I'm currently working on splitting StartupXLog into smaller
parts, because I need to reuse some of the parts for concurrent
wal recovery (for my GSoC project)

The function recoveryStopsHere in xlog.c checks if we should
stop recovery due to the values of recovery_target_xid and
recovery_target_time. For recovery_target_xid, we stop if
we see a commit or abort record for the given xid.

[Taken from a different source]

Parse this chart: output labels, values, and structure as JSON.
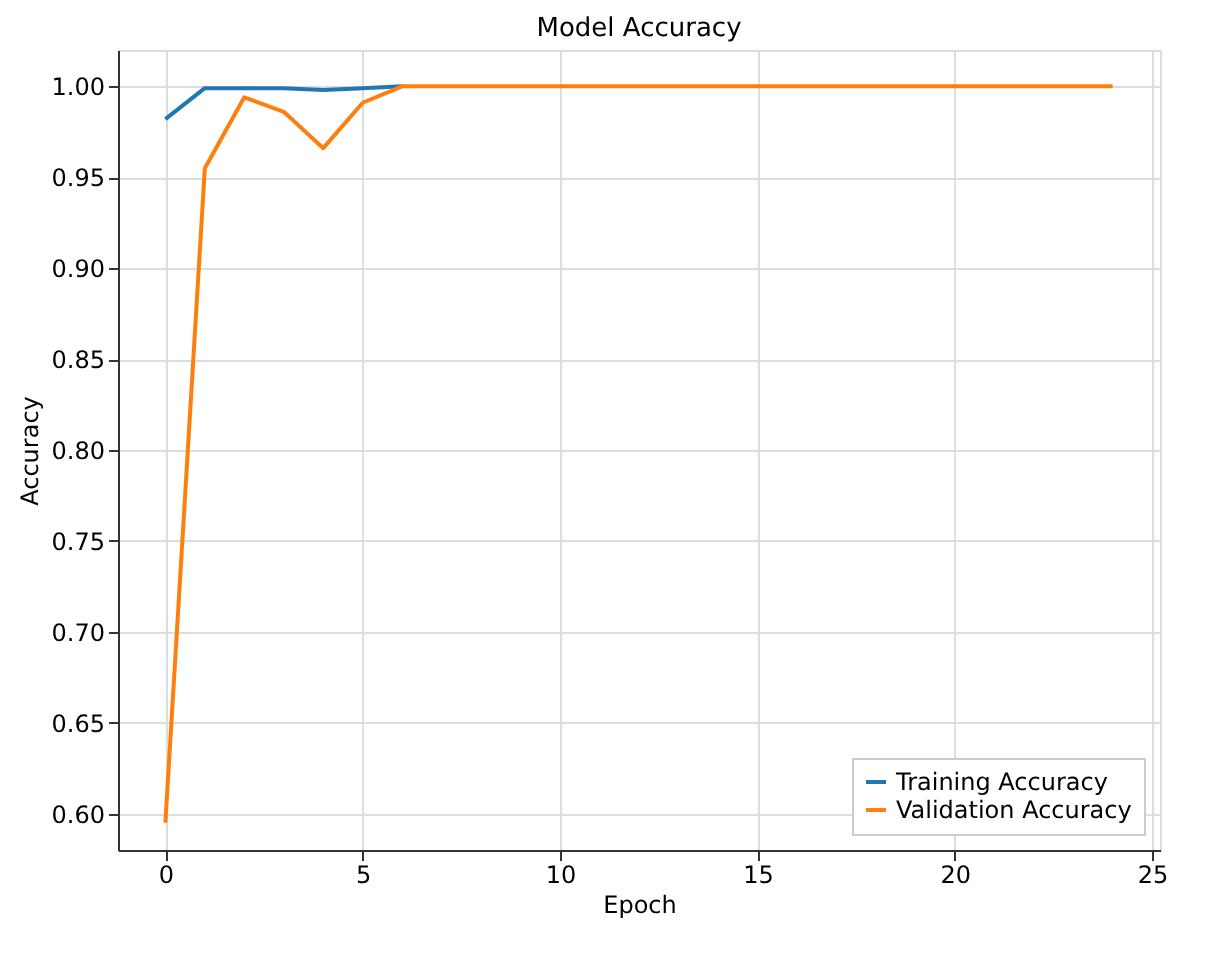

Now I wonder what happens if an (admittely rather confused) DBA
uses an xid of a transaction that was aborted because of a
crash of the master as recovery_target_xid. The way I read the
code, postgres will just recover until it reaches the end of
the xlog in that case because neither an COMMIT nor an ABORT
for that xid exists in the WAL.

I'm not sure if this is worth fixing - it seems like a rather
contrived corner case - but I though I'd bring it up...

greetings, Florian Pflug


From: "Simon Riggs" <simon(at)2ndquadrant(dot)com>
To: "Florian G(dot) Pflug" <fgp(at)phlo(dot)org>
Cc: "Postgresql-Hackers" <pgsql-hackers(at)postgresql(dot)org>
Subject: Re: recovery_target_xid & crashes on the master
Date: 2007-06-04 18:12:54
Message-ID: 1180980774.2870.56.camel@silverbirch.site
Views: Raw Message | Whole Thread | Download mbox | Resend email
Lists: pgsql-hackers

On Mon, 2007-06-04 at 18:26 +0200, Florian G. Pflug wrote:

> The function recoveryStopsHere in xlog.c checks if we should
> stop recovery due to the values of recovery_target_xid and
> recovery_target_time. For recovery_target_xid, we stop if
> we see a commit or abort record for the given xid.
>
> Now I wonder what happens if an (admittely rather confused) DBA
> uses an xid of a transaction that was aborted because of a
> crash of the master as recovery_target_xid. The way I read the
> code, postgres will just recover until it reaches the end of
> the xlog in that case because neither an COMMIT nor an ABORT
> for that xid exists in the WAL.
>
> I'm not sure if this is worth fixing - it seems like a rather
> contrived corner case - but I though I'd bring it up...

Currently use of recovery_target_xid overrides recovery_target_time
because the first one is exact.

It would be possible to have *both*, so you could set one as a backstop
for the other. But you wouldn't do that unless you thought the xid might
be wrong, in which case why are you using it?

There's nothing to stop you specifying a stop time after the crash time
either, in which case we just go to end of logs.

So I'd say no change required, this time.

--
Simon Riggs
EnterpriseDB http://www.enterprisedb.com